Pemandangan mengerikan itu membuat gejolak di perut Syifa merasakan mual. Jika dipikirkan, kejadian itu sungguh aneh. Dan hingga detik ini, Syifa tak mengerti bagaimana caranya Amaya bisa melakukan hal semacam itu. Apakah itu sesuatu yang ghaib?
“Bel berdering sebentar lagi,” ucap Amaya tiba-tiba.
Syifa terlonjak kaget. Dia baru sadar bahwa dia belum menyentuh kotak bekalnya sama sekali.
Benar saja ucapan Amaya. Bel masuk kelas berdering ribut. Semua anak segera masuk kembali ke kelas masing-masing. Syifa lekas menyingkirkan kotak makannya dan bersiap untuk pelajaran berikutnya.
Tetapi, seluruh konsentrasinya telah tersedot pada pemikiran tentang Amaya. Gadis aneh itu memenuhi seluruh benaknya dengan berbagai macam pertanyaan yang tak mampu ditemukan jawabannya.
Sepulang sekolah hari itu, Syifa berjalan berduaan dengan Amaya dalam keheningan. Keduanya seolah dipisahkan oleh sebuah tembok tak kasat mata yang menjadikan mereka begitu jauh meski raga mereka berdekatan.
“Aku harus pergi,” ucap Amaya.
Syifa menoleh dan menatap sahabatnya.
“Mau ke mana, May?” tanya Syifa.
Tapi Amaya tidak menjawab. Dia justru berjalan lebih cepat dan meninggalkan Syifa begitu saja. Dia membelok di suatu tikungan hingga sosoknya lenyap tak terlihat lagi.
Syifa berusaha untuk mempercepat langkah, berharap dapat mengikuti jejak gadis itu. Tetapi ketika dia sudah berbelok di tikungan yang sama, Amaya tidak terlihat.
“Ke mana dia?” gumam Syifa sendiri dengan kebingungan.
Syifa celingukan mencari di sekitar sana, tetapi tak nampak batang hidung Amaya sama sekali.
“Apa dia bisa menghilang tiba-tiba?” kata Syifa lagi dengab keheranan.
Gadis itu berdecak sebal.

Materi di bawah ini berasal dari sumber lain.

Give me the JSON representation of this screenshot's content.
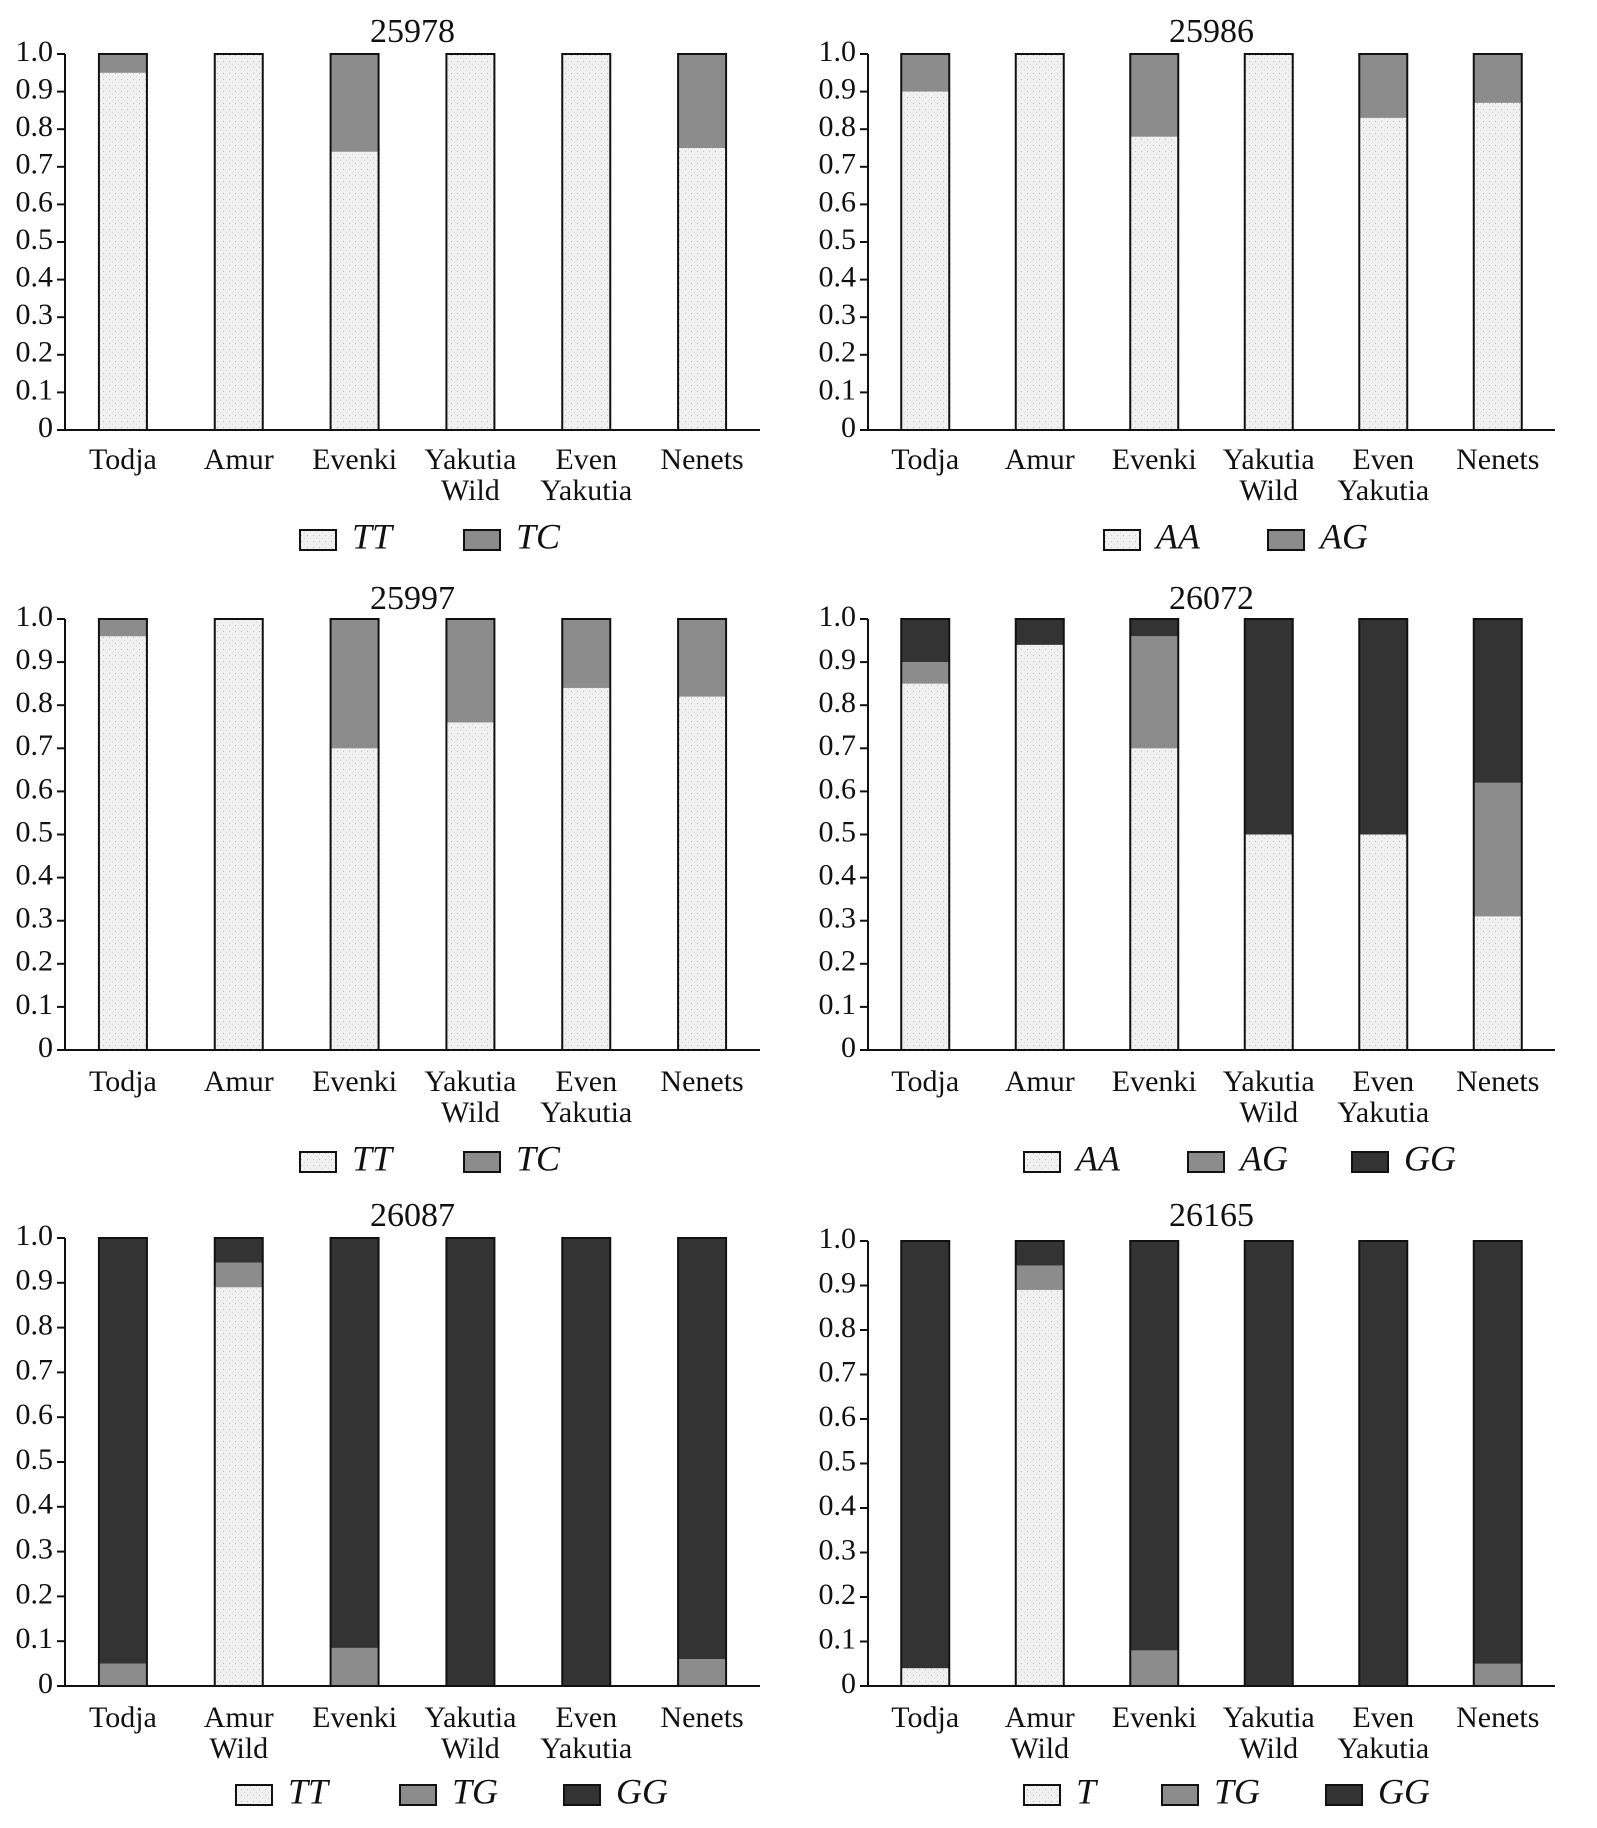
{
  "colors": {
    "light": "#efefef",
    "mid": "#8c8c8c",
    "dark": "#333333",
    "outline": "#111111"
  },
  "chart_data": [
    {
      "type": "bar",
      "stacked": true,
      "title": "25978",
      "categories": [
        [
          "Todja"
        ],
        [
          "Amur"
        ],
        [
          "Evenki"
        ],
        [
          "Yakutia",
          "Wild"
        ],
        [
          "Even",
          "Yakutia"
        ],
        [
          "Nenets"
        ]
      ],
      "series": [
        {
          "name": "TT",
          "color": "light",
          "values": [
            0.95,
            1.0,
            0.74,
            1.0,
            1.0,
            0.75
          ]
        },
        {
          "name": "TC",
          "color": "mid",
          "values": [
            0.05,
            0.0,
            0.26,
            0.0,
            0.0,
            0.25
          ]
        }
      ],
      "ylim": [
        0,
        1.0
      ],
      "yticks": [
        "0",
        "0.1",
        "0.2",
        "0.3",
        "0.4",
        "0.5",
        "0.6",
        "0.7",
        "0.8",
        "0.9",
        "1.0"
      ],
      "grid": false,
      "legend_position": "bottom"
    },
    {
      "type": "bar",
      "stacked": true,
      "title": "25986",
      "categories": [
        [
          "Todja"
        ],
        [
          "Amur"
        ],
        [
          "Evenki"
        ],
        [
          "Yakutia",
          "Wild"
        ],
        [
          "Even",
          "Yakutia"
        ],
        [
          "Nenets"
        ]
      ],
      "series": [
        {
          "name": "AA",
          "color": "light",
          "values": [
            0.9,
            1.0,
            0.78,
            1.0,
            0.83,
            0.87
          ]
        },
        {
          "name": "AG",
          "color": "mid",
          "values": [
            0.1,
            0.0,
            0.22,
            0.0,
            0.17,
            0.13
          ]
        }
      ],
      "ylim": [
        0,
        1.0
      ],
      "yticks": [
        "0",
        "0.1",
        "0.2",
        "0.3",
        "0.4",
        "0.5",
        "0.6",
        "0.7",
        "0.8",
        "0.9",
        "1.0"
      ],
      "grid": false,
      "legend_position": "bottom"
    },
    {
      "type": "bar",
      "stacked": true,
      "title": "25997",
      "categories": [
        [
          "Todja"
        ],
        [
          "Amur"
        ],
        [
          "Evenki"
        ],
        [
          "Yakutia",
          "Wild"
        ],
        [
          "Even",
          "Yakutia"
        ],
        [
          "Nenets"
        ]
      ],
      "series": [
        {
          "name": "TT",
          "color": "light",
          "values": [
            0.96,
            1.0,
            0.7,
            0.76,
            0.84,
            0.82
          ]
        },
        {
          "name": "TC",
          "color": "mid",
          "values": [
            0.04,
            0.0,
            0.3,
            0.24,
            0.16,
            0.18
          ]
        }
      ],
      "ylim": [
        0,
        1.0
      ],
      "yticks": [
        "0",
        "0.1",
        "0.2",
        "0.3",
        "0.4",
        "0.5",
        "0.6",
        "0.7",
        "0.8",
        "0.9",
        "1.0"
      ],
      "grid": false,
      "legend_position": "bottom"
    },
    {
      "type": "bar",
      "stacked": true,
      "title": "26072",
      "categories": [
        [
          "Todja"
        ],
        [
          "Amur"
        ],
        [
          "Evenki"
        ],
        [
          "Yakutia",
          "Wild"
        ],
        [
          "Even",
          "Yakutia"
        ],
        [
          "Nenets"
        ]
      ],
      "series": [
        {
          "name": "AA",
          "color": "light",
          "values": [
            0.85,
            0.94,
            0.7,
            0.5,
            0.5,
            0.31
          ]
        },
        {
          "name": "AG",
          "color": "mid",
          "values": [
            0.05,
            0.0,
            0.26,
            0.0,
            0.0,
            0.31
          ]
        },
        {
          "name": "GG",
          "color": "dark",
          "values": [
            0.1,
            0.06,
            0.04,
            0.5,
            0.5,
            0.38
          ]
        }
      ],
      "ylim": [
        0,
        1.0
      ],
      "yticks": [
        "0",
        "0.1",
        "0.2",
        "0.3",
        "0.4",
        "0.5",
        "0.6",
        "0.7",
        "0.8",
        "0.9",
        "1.0"
      ],
      "grid": false,
      "legend_position": "bottom"
    },
    {
      "type": "bar",
      "stacked": true,
      "title": "26087",
      "categories": [
        [
          "Todja"
        ],
        [
          "Amur",
          "Wild"
        ],
        [
          "Evenki"
        ],
        [
          "Yakutia",
          "Wild"
        ],
        [
          "Even",
          "Yakutia"
        ],
        [
          "Nenets"
        ]
      ],
      "series": [
        {
          "name": "TT",
          "color": "light",
          "values": [
            0.0,
            0.89,
            0.0,
            0.0,
            0.0,
            0.0
          ]
        },
        {
          "name": "TG",
          "color": "mid",
          "values": [
            0.05,
            0.055,
            0.085,
            0.0,
            0.0,
            0.06
          ]
        },
        {
          "name": "GG",
          "color": "dark",
          "values": [
            0.95,
            0.055,
            0.915,
            1.0,
            1.0,
            0.94
          ]
        }
      ],
      "ylim": [
        0,
        1.0
      ],
      "yticks": [
        "0",
        "0.1",
        "0.2",
        "0.3",
        "0.4",
        "0.5",
        "0.6",
        "0.7",
        "0.8",
        "0.9",
        "1.0"
      ],
      "grid": false,
      "legend_position": "bottom"
    },
    {
      "type": "bar",
      "stacked": true,
      "title": "26165",
      "categories": [
        [
          "Todja"
        ],
        [
          "Amur",
          "Wild"
        ],
        [
          "Evenki"
        ],
        [
          "Yakutia",
          "Wild"
        ],
        [
          "Even",
          "Yakutia"
        ],
        [
          "Nenets"
        ]
      ],
      "series": [
        {
          "name": "T",
          "color": "light",
          "values": [
            0.04,
            0.89,
            0.0,
            0.0,
            0.0,
            0.0
          ]
        },
        {
          "name": "TG",
          "color": "mid",
          "values": [
            0.0,
            0.055,
            0.08,
            0.0,
            0.0,
            0.05
          ]
        },
        {
          "name": "GG",
          "color": "dark",
          "values": [
            0.96,
            0.055,
            0.92,
            1.0,
            1.0,
            0.95
          ]
        }
      ],
      "ylim": [
        0,
        1.0
      ],
      "yticks": [
        "0",
        "0.1",
        "0.2",
        "0.3",
        "0.4",
        "0.5",
        "0.6",
        "0.7",
        "0.8",
        "0.9",
        "1.0"
      ],
      "grid": false,
      "legend_position": "bottom"
    }
  ]
}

Lantas dia berjalan pulang tanpa menghiraukan pemikiran itu.
Dia memang aneh, tapi mana mungkin seorang gadis biasa bisa menghilang begitu saja? Dia toh bukan naruto atau ninja yang punya jurus seribu bayangan. Lalu, penjelasan macam apa yang bisa membuat berbagai kejadian misterius ini menjadi masuk akal?
Syifa menggelengkan kepalanya dengan frustasi. Dia merasa letih. Pikirannya sudah mentok dan sampai di jalan buntu. Dia tak bisa memikirkan alasan yang masuk akal atas sikap aneh Amaya.
Andai saja dia bisa membaca pikiran gadis itu, pikirnya.